Ce témoignage graphique retrace la chute de Ngo Dinh Diêm, président autoritaire du sud Vietnam entre 1955 et 1963, à travers les souvenirs d'enfance de Marcelino Truong.

 Fils d’un diplomate vietnamien marié à une Française, le jeune Marcelino quitte les États-Unis après avoir goûté au rêve américain. Une étape par Saint-Malo dans la famille maternelle coupe un voyage dont la destination est Saïgon. Là-bas, durant deux ans (1961-1963), l’enfant s’immerge dans une nouvelle culture et découvre les à-côtés de la guerre. Le retour en Europe précède de quelques semaines la fin tragique du président Diêm.

Diplômé de Sciences-Po Paris, une fois son agrégation d’anglais obtenue, Marcelino Truong décide qu’il ne sera pas professeur. Autodidacte graphique, il perce dans l’illustration en travaillant pour la presse nationale et publie ses premières planches dans le magazine Métal Aventure. Au début des années 1990, Truong signe Le Dragon de bambou, une bande dessinée dans laquelle sont dépeintes les différentes strates de la société indochinoise de l’entre-deux-guerres. En suivant les pas de Marcel Clément-Rivière, un héros métis, le lecteur rencontre les principaux protagonistes de l’ancienne colonie, depuis la foule annamite jusqu’au riche colon, en passant par les missionnaires catholiques ou les triades chinoises.

 

Oncle Hô versus oncle Sam

D’un point de vue historique, Une si jolie petite guerre revient en détail sur la période 1961-1963, phase durant laquelle l’on passe d’un conflit local à la manifestation physique de la guerre froide. Suite à l’indépendance obtenue en 1954, le Vietnam est divisé en deux. Au nord, une République populaire, communiste, se met en place sous la coupe d’Hô Chih Minh, oncle Hô. Au sud, Ngo Dinh Diêm, catholique et nationaliste, devient le rempart des États-Unis, oncle Sam. Assez vite, Diêm se proclame chef d’État de la nouvelle République du Vietnam. Devant la victoire pronostiquée du nord communiste, il refuse le référendum d'autodétermination prévu en 1956. La réunification est ajournée. Désormais, chaque entité tente d’agrandir son territoire par les armes. L’arrivée de John Fitzgerald Kennedy à la Maison Blanche (1961) entraîne un accroissement de l’aide américaine en hommes et en matériel (le projet Beef up). Diêm, sous perfusion américaine, impose sa vision, aidé en cela par ses frères, Thuc l’archevêque et surtout Nhu, qui le seconde dans sa tâche. Nhu, telle l’éminence grise, œuvre dans l’ombre de ce président autoritaire. Dévot et célibataire, Diêm laisse sa belle-sœur, Madame Nhu, prendre la place de première dame.

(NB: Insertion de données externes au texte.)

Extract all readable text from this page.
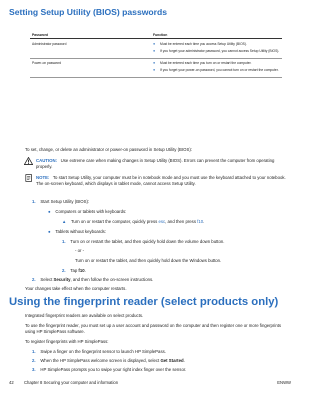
Setting Setup Utility (BIOS) passwords
Password	Function
Administrator password	● Must be entered each time you access Setup Utility (BIOS).
● If you forget your administrator password, you cannot access Setup Utility (BIOS).

Power-on password	● Must be entered each time you turn on or restart the computer.
● If you forget your power-on password, you cannot turn on or restart the computer.
To set, change, or delete an administrator or power-on password in Setup Utility (BIOS):
CAUTION: Use extreme care when making changes in Setup Utility (BIOS). Errors can prevent the computer from operating properly.
NOTE: To start Setup Utility, your computer must be in notebook mode and you must use the keyboard attached to your notebook. The on-screen keyboard, which displays in tablet mode, cannot access Setup Utility.
1. Start Setup Utility (BIOS):
● Computers or tablets with keyboards:
▲ Turn on or restart the computer, quickly press esc, and then press f10.
● Tablets without keyboards:
1. Turn on or restart the tablet, and then quickly hold down the volume down button.
- or -
Turn on or restart the tablet, and then quickly hold down the Windows button.
2. Tap f10.
2. Select Security, and then follow the on-screen instructions.
Your changes take effect when the computer restarts.
Using the fingerprint reader (select products only)
Integrated fingerprint readers are available on select products.
To use the fingerprint reader, you must set up a user account and password on the computer and then register one or more fingerprints using HP SimplePass software.
To register fingerprints with HP SimplePass:
1. Swipe a finger on the fingerprint sensor to launch HP SimplePass.
2. When the HP SimplePass welcome screen is displayed, select Get Started.
3. HP SimplePass prompts you to swipe your right index finger over the sensor.
42 Chapter 8 Securing your computer and information	ENWW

Truong Buu Khanh, le père de l’auteur, quitte son poste d’attaché culturel à l’ambassade vietnamienne de Washington pour rejoindre Saïgon en tant que traducteur présidentiel. Promu directeur de l’Agence Vietnam-Presse, il côtoie les premiers correspondants de guerre sur place, Neil Sheehan d’United Press International (UPI) ou David Halberstam du New York Times. Pour les jeunes journalistes, Saïgon offre alors un puissant cocktail d’aventure et d’exotisme avec cette si jolie petite guerre toute proche. Pas besoin d’autorisation pour se rendre sur le terrain. Tandis que le projet Beef up se concrétise par une flotte d’hélicoptères, Marcelino Truong résume ce que sera le conflit à venir. Un dialogue sur une pleine page met en scène l’officier de l’Armée de la République du Vietnam et Neil Sheehan à la fin d’une mission : "Vous avez vu ? C’est moche hein la guerre contre-insurrectionnelle ! Bon, dans deux heures vous serez sous la douche… Puis vous fumerez votre herbe, vous vous taperez votre petite pute vietnamienne et vous la trouverez bandante, finalement, cette guerre… Et la prochaine fois, vous ferez les photos que vous n’avez pas osé faire aujourd’hui. Et nous vous laisserons les faire. Et vos photos nous feront beaucoup de tort. Mais c’est ce qui nous distingue de ceux d’en face."

 

Madame Nhu

La retranscription graphique des lettres envoyées en France aux grands parents maternels mesure la portée des dégâts collatéraux au sein de la famille Truong. Développant un trouble bipolaire, le syndrome maniaco-dépressif, la santé mentale d’Yvette Truong sert de baromètre. Quelles sont les limites du voyage ? Dans la chaleur de l’appartement à Saïgon, l’étrangère ayant suivi son mari dans un pays en guerre jongle entre la belle-famille et la domesticité, l’ennui mondain et le délitement de l’exécutif. Dans le même temps, elle accouchera d’un quatrième enfant.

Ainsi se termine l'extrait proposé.